Now this. They're going to keep paying him, and she's going to take over as the 8th grade girls coach and do it for free. He's out because she wants him out. It's all so emasculating.

Where I HAVE to go, where I MUST absolutely go, is the real, true world, "For our struggle is not against flesh and blood, but against the rulers, against the authorities, against the powers of this dark world and against the spiritual forces of evil in the heavenly realms." ~Eph 6:12

My flesh wants to rail against this ridiculously small, stupid, soul-less, foul-mouthed moron, and my imagination wants to enjoy all means of revenge against her. But that is not where I want to go. That is not how I want to live.
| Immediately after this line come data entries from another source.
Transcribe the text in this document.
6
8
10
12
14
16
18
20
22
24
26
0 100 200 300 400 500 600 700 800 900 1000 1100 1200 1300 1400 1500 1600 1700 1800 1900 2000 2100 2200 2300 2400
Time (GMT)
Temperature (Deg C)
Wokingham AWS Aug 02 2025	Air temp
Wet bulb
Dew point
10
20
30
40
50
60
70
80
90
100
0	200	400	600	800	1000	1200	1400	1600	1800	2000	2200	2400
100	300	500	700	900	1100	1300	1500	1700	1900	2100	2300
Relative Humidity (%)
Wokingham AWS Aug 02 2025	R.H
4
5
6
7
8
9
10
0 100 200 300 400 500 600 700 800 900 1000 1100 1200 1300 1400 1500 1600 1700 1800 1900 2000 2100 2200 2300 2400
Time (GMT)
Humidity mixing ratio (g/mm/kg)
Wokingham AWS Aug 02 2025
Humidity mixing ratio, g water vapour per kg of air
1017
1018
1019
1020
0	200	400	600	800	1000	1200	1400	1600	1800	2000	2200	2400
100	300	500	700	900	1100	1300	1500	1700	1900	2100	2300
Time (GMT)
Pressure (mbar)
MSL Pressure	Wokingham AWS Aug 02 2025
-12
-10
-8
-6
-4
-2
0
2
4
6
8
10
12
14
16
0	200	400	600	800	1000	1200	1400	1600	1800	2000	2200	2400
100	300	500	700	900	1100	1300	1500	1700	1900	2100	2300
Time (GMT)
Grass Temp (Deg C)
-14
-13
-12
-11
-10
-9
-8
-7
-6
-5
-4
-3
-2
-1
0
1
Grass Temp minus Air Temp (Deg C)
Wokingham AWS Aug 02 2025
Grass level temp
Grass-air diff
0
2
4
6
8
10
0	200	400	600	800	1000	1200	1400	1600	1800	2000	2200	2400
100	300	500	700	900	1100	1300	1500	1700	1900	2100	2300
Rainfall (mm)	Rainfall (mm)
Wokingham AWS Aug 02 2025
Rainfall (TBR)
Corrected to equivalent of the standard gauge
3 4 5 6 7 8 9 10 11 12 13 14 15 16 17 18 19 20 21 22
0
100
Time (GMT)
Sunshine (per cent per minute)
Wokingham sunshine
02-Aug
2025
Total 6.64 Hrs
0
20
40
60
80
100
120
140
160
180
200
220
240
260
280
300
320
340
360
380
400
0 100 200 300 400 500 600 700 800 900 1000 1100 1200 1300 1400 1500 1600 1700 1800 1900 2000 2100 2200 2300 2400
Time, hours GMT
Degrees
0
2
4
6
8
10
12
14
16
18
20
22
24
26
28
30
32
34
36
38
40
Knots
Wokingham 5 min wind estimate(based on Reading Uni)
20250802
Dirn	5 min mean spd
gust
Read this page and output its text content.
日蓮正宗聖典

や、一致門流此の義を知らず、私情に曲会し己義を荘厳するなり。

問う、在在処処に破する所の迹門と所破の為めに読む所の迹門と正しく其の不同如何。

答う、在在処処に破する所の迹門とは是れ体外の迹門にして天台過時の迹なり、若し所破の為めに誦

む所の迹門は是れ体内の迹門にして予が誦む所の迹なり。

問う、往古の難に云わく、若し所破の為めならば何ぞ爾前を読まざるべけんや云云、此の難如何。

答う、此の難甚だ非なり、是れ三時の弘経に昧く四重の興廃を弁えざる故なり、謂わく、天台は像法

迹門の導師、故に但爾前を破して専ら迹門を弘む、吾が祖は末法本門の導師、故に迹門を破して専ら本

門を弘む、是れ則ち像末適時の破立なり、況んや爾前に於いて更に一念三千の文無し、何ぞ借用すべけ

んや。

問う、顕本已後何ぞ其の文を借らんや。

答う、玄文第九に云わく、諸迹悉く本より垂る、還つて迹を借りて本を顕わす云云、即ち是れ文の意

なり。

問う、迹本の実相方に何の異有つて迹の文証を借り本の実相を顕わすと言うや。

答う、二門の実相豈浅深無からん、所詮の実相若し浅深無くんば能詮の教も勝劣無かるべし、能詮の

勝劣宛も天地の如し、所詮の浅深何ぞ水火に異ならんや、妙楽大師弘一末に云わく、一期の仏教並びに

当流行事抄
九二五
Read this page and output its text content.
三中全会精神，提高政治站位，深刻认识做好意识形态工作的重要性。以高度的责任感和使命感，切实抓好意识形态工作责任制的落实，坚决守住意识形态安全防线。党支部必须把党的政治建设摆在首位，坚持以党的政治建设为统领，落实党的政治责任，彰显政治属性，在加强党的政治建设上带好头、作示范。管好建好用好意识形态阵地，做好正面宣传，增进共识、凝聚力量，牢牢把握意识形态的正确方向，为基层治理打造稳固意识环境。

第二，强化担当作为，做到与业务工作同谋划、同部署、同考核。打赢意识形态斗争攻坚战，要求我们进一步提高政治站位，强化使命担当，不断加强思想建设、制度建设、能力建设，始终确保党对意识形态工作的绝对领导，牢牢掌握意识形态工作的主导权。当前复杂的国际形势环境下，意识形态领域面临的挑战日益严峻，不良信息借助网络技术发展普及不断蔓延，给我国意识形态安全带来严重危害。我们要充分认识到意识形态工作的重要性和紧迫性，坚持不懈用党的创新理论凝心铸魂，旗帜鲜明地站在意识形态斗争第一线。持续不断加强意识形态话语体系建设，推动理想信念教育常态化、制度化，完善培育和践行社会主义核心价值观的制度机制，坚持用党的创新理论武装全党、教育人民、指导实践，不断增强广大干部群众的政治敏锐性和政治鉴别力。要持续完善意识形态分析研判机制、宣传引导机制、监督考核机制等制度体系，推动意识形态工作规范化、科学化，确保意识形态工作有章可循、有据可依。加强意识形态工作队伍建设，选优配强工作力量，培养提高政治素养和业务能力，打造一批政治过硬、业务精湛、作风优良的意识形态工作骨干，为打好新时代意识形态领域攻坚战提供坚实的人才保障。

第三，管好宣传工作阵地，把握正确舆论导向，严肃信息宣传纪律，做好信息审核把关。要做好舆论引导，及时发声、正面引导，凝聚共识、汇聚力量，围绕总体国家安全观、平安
I told Kev to pray for her. He said, "But I don't consider her my enemy." I find that noble. Even in the midst of this, he doesn't want anything but to enjoy some low key basketball (certainly compared to what he's experienced in the past). He doesn't want any enemies, any revenge, any commotion, conflict, or controversy. There's just something about him that she took issue with from Day One, and he did say this day would come. Pray for her. When I pray for people against whom I have an offense, sincerely and over time they become dear to me. I end up caring a great deal about their welfare and well-being, and I cease to link them to that offense. They become lambs as dear to God's heart as I know I am. It is heaven on earth when His all-Love heart meets our loveless times.

For now I will continue to encourage and strengthen him as I can. He is only human, and he struggles with handing trials over once and for all as most of us do. He will rise above this, and it will leave its mark, but this time, I'm praying it does the supernatural work of molding him further into the image of the Lord who saves--and saves and saves us.

But you, O Sovereign LORD,
deal well with me for your name's sake;
out of the goodness of your love, deliver me.

For I am poor and needy,
and my heart is wounded within me. ~Ps. 109:21-22

1 comment:

Cheryl Stillar said...

Ouch. And I am sorry for you both. And I will pray for you both. May God speed you all the way to "count it all joy", for surely He is able. I love you.